Technology
As Cohere and Writer Explore the ‘Living AI’ Arena, Pathway Joins the Group with a $10 Million Round
As large enterprises struggle to include AI into their platforms and processes, they’ve run into a problem: Generative AI should have memory and its training data should be consistently updated to be of any practical use. This area is currently called “Live AI” and many startups operate in it, including: Cohere AND Writer. Other, Pathjust raised a $10 million seed round to construct working artificial intelligence systems that the company says think and learn in real time like humans.
The round was led by TQ Ventures, with participation from Kadmos, Innovo, Market One Capital, Id4 and business angels. Another investor in Pathway is Łukasz Kaiser, co-author Transformers and key researcher behind GPT o1 from OpenAI.
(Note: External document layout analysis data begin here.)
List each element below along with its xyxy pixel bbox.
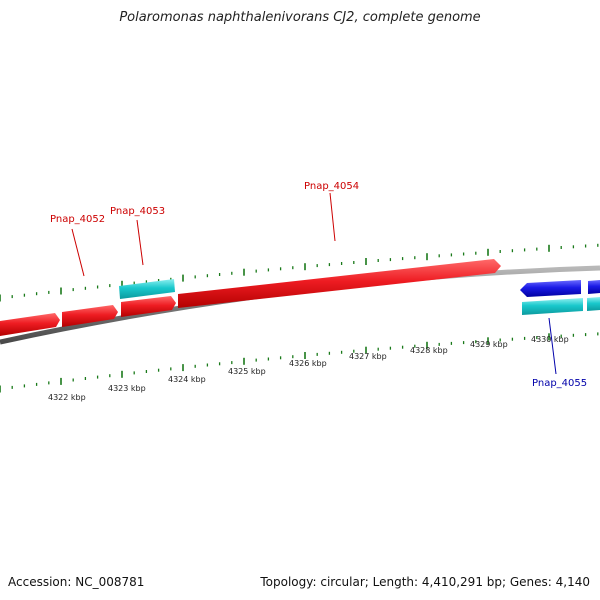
inner-tick-ring <box>0 332 599 393</box>
scale-label: 4330 kbp <box>531 335 569 344</box>
label-leader-pnap-4054 <box>329 192 336 242</box>
scale-label: 4322 kbp <box>48 393 86 402</box>
gene-label-pnap-4055[interactable]: Pnap_4055 <box>532 378 587 389</box>
scale-label: 4324 kbp <box>168 375 206 384</box>
gene-label-pnap-4054[interactable]: Pnap_4054 <box>304 181 359 192</box>
gene-label-pnap-4053[interactable]: Pnap_4053 <box>110 206 165 217</box>
cds-feature-pnap-4055[interactable] <box>522 298 583 315</box>
label-leader-pnap-4052 <box>71 228 85 277</box>
gene-arrow-pnap-4052[interactable] <box>62 305 118 327</box>
genome-backbone <box>0 265 600 345</box>
scale-label: 4325 kbp <box>228 367 266 376</box>
scale-label: 4323 kbp <box>108 384 146 393</box>
gene-arrow-reverse-right[interactable] <box>588 280 600 294</box>
scale-label: 4329 kbp <box>470 340 508 349</box>
scale-label: 4327 kbp <box>349 352 387 361</box>
cds-feature-right[interactable] <box>587 297 600 311</box>
cds-feature-pnap-4053[interactable] <box>119 279 175 299</box>
map-title: Polaromonas naphthalenivorans CJ2, compl… <box>119 10 481 25</box>
accession-text: Accession: NC_008781 <box>8 575 145 589</box>
gene-arrow-pnap-4054[interactable] <box>178 259 501 308</box>
gene-arrow-forward[interactable] <box>0 313 60 336</box>
gene-arrow-pnap-4055[interactable] <box>520 280 581 297</box>
label-leader-pnap-4053 <box>136 219 144 266</box>
scale-label: 4328 kbp <box>410 346 448 355</box>
label-leader-pnap-4055 <box>548 317 557 375</box>
scale-label: 4326 kbp <box>289 359 327 368</box>
genome-summary-text: Topology: circular; Length: 4,410,291 bp… <box>260 575 590 589</box>
gene-arrow-pnap-4053[interactable] <box>121 296 176 317</box>
gene-label-pnap-4052[interactable]: Pnap_4052 <box>50 214 105 225</box>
Pathway’s offering includes so-called “infrastructure components” that power running AI systems and feed structured and unstructured data, meaning enterprise AI platforms could make decisions based on up-to-date knowledge. Current clients include NATO and the French post office La Poste.
Zuzanna Stamirowska, co-founder and CEO of Pathway, told TechCrunch on a call: “The way deep learning assistants and LLM work is that you take training data and then train models. But the question is: how to deal with knowledge, how to deal with memory? At this point, the LLM is behaving a bit like a very smart intern on his first day of work who has been offered a book to read. But they can’t actually remember it. Besides, it’s not live, it’s static.”
To address this, she said Pathway “enables developers to build a pipeline through which they can feed live data into AI systems.” Right now, we’re doing this in the prompting stage whenever you’re constructing LLM applications or Gen AI applications.
Stamirowska — who’s moving to Menlo Park, California — has assembled a formidable, highly technical team to attain the startup’s goals. Its co-founders are CSO Adrian Kosowski and CTO Jan Chorowski, who previously worked with recent Nobel Prize winner in physics and “godfather of artificial intelligence” Geoff Hinton. Stamirowska herself is the writer of a cutting-edge forecasting model for the complex network occurring in maritime trade, published by the US Academy of Sciences.
“The company started with an idea that popped into my head one sunny morning in Chicago,” she said. “I used to be there accompanying a friend to a research conference on theoretical computer science… We had an argument and I said I had to begin with myself. So I took out my laptop and began writing to people in my network about move things forward. I still remember the taste of coffee from that moment.
I asked her where she sees Pathway in comparison with other startups in the space? “For applications in GenAI engineering and knowledge management, Cohere and Writer appear alongside us in Gartner’s newest quadrants,” she said. “Whereas in enterprise deals we often see Palantir bidding on AI transformation, although they are less product-oriented than we are.”
Commenting in a statement, Schuster Tanger, co-managing partner and co-founder of TQ Ventures, said: “Zuzanna and the Pathway team have cutting-edge knowledge and expertise in one of the most exciting areas of business today… The recent, and almost at least, response from the developer community has been powerful.”